Mustonen may not be an Israeli citizen but he certainly chalks up significant working hours in this part of the world, and has become a familiar figure at all sorts of musical events here, including the annual Chamber Music Festival in Eilat.
That, naturally, creates a generous comfort zone for his freewheeling professional endeavor here.
“I am very happy to have the Jerusalem Symphony Orchestra in the festival, because we just finished the Liturgical Festival and I had a very good connection with the orchestra.
The orchestra very much enjoyed my free conducting. I am not an academic conductor; I am a musician, and the orchestra and I are like friends. I am not like the boss of the orchestra, we are all one family. They played 100 times better with that spirit.”
That convivial approach will be evident through the proceedings at Hatahana next week. Mustonen’s jazzy take on Bach’s oeuvre is not exactly revolutionary – many jazz artists relate to the 18th-century composer as the pioneer of the improvisational art form – and that will come across loud and clear on the second day of the festival, in the Power of Jazz concert. In it, internationally celebrated Israeli jazz pianist Anat Fort joins forces with the Art Jazz Quartet, fellow pianist Itamar Carmeli, and a trio led by conductor-pianist Yaron Gottfried, who also spreads his considerable talents across a range of disciplines, including chamber music and jazz.
True to his fundamentally nonstuffy approach to music, Mustonen has also lined up an event for all the family, and anyone of any age who would like to get off their comfy auditorium seat and shake a leg.
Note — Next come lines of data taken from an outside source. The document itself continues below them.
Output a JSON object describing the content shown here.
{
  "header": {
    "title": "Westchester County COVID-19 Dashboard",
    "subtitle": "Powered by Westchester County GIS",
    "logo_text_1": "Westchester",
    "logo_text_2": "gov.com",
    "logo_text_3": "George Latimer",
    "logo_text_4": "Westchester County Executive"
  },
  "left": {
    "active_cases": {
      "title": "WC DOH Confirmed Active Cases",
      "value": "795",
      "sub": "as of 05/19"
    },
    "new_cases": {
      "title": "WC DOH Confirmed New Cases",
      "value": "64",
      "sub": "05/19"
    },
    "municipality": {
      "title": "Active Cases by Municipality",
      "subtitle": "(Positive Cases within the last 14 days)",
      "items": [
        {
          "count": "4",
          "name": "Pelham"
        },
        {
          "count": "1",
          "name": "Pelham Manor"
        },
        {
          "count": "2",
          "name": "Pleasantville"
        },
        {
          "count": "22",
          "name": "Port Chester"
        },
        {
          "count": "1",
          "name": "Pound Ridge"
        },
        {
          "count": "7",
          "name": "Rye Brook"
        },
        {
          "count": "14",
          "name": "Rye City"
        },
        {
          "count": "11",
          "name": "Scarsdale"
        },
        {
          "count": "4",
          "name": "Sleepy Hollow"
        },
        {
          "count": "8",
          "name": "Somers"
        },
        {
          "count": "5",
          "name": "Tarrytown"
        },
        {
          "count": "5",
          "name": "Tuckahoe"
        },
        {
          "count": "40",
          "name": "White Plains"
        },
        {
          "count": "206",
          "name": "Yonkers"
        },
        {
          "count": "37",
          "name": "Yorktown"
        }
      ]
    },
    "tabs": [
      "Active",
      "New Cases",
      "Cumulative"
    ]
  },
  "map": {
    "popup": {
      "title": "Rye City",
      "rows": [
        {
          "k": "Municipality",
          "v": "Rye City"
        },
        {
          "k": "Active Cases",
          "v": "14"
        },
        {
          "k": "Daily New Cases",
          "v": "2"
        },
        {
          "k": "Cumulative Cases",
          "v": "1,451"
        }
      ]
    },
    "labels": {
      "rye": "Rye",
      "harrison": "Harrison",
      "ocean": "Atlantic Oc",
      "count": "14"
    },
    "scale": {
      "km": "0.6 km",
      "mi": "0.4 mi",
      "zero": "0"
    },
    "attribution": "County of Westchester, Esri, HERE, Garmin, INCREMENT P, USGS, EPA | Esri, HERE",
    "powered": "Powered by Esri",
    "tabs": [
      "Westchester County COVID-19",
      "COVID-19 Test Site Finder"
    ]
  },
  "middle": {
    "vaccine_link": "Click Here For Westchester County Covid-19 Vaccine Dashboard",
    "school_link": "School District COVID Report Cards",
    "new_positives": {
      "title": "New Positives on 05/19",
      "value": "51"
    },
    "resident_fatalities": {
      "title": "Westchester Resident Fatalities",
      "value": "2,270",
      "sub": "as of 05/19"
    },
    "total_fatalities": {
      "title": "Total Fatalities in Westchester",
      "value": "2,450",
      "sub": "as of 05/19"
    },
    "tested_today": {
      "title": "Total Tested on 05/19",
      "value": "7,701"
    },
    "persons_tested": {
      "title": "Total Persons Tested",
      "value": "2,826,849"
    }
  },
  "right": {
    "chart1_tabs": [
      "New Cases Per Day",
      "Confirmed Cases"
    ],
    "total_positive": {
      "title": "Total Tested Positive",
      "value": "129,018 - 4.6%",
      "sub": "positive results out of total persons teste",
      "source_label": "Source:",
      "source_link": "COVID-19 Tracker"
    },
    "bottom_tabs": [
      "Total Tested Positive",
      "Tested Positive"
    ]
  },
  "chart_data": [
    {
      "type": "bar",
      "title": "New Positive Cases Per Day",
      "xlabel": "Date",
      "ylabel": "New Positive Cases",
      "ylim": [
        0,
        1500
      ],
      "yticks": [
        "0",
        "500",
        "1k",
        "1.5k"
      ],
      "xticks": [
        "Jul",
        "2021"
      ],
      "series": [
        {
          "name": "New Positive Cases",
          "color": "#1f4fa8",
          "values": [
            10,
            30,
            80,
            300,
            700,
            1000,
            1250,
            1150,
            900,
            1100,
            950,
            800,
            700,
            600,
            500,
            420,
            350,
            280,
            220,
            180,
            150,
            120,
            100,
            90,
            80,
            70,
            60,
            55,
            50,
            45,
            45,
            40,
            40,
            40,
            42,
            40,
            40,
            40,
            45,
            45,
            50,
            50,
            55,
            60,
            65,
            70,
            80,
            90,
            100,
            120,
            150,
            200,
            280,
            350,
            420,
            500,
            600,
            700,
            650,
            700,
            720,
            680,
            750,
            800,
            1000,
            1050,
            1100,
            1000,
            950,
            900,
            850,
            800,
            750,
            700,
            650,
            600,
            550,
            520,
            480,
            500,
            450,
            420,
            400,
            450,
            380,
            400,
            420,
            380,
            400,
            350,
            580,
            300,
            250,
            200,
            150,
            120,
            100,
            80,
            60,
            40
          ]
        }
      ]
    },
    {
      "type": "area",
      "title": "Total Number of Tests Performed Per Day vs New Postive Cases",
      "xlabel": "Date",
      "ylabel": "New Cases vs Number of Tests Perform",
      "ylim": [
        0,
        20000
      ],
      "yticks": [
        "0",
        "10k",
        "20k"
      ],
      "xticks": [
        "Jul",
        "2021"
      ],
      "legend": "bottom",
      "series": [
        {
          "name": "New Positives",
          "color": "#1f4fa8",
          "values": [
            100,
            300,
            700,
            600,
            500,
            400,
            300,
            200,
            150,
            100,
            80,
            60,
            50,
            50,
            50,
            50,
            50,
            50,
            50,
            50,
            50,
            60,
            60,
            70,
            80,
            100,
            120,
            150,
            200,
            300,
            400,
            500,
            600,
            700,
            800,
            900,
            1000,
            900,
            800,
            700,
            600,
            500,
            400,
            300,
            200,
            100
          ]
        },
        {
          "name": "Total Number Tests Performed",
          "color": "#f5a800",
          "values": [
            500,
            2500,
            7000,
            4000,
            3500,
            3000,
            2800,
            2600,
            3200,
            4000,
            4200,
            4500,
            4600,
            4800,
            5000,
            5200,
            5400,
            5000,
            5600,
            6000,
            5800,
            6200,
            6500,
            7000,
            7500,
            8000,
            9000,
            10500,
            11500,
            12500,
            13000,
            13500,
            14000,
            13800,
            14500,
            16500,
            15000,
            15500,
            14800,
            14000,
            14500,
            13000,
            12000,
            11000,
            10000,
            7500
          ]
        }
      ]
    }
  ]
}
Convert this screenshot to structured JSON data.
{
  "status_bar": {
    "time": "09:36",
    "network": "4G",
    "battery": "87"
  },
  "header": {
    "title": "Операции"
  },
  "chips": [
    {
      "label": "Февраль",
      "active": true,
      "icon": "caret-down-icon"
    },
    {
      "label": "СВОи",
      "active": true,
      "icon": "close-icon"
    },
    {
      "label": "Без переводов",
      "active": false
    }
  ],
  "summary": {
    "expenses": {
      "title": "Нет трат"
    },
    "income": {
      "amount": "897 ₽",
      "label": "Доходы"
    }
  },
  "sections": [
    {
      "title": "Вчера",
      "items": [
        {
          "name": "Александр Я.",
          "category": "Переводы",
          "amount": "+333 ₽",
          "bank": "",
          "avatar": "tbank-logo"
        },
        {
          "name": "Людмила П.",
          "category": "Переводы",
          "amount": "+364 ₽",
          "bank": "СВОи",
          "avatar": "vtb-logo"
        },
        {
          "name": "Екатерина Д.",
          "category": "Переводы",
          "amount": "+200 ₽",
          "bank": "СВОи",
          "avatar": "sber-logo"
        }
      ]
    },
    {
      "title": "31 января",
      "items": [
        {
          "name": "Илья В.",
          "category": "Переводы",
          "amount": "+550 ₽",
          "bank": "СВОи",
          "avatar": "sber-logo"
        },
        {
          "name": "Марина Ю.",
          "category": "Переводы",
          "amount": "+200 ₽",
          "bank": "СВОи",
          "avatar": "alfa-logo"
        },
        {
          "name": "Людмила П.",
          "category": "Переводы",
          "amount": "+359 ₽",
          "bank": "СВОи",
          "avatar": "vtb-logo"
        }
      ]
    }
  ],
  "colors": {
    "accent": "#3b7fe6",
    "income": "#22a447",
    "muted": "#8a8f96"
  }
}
The proactive slot goes by the self-explanatory name of And Now We Dance!, and will take place on February 22 at 11:30 a.m.
The musical backdrop to the boogying will be provided by Mustonen and his Hortus Musicus troupe, who will play an eclectic repertoire of material that will stretch – as the website notes – “from Baroque to rock.” Mustonen’s ensemble will be complemented by the Israeli String Quartet, and the Suzanne Dellal dancers will also be on hand – or foot – to set the pace.
Elsewhere in the festival program, the Art Jazz Quartet will collaborate with multi-reed player Yoram Lachish in the Nordic Dream of traditional music from that part of the world, delivered in a far more contemporary fashion and, on February 23, fans of madrigals can get plenty of that at the Bel Canto concert.
The festival winds up on February 24 in suitably expansive style, with the Universal Harmony concert that takes in a highly cosmopolitan stretch of music from such countries as India, Egypt, Estonia, Turkey and the Balkan states, as well as songs in Hebrew, Arabic, Yiddish, Ladino and English.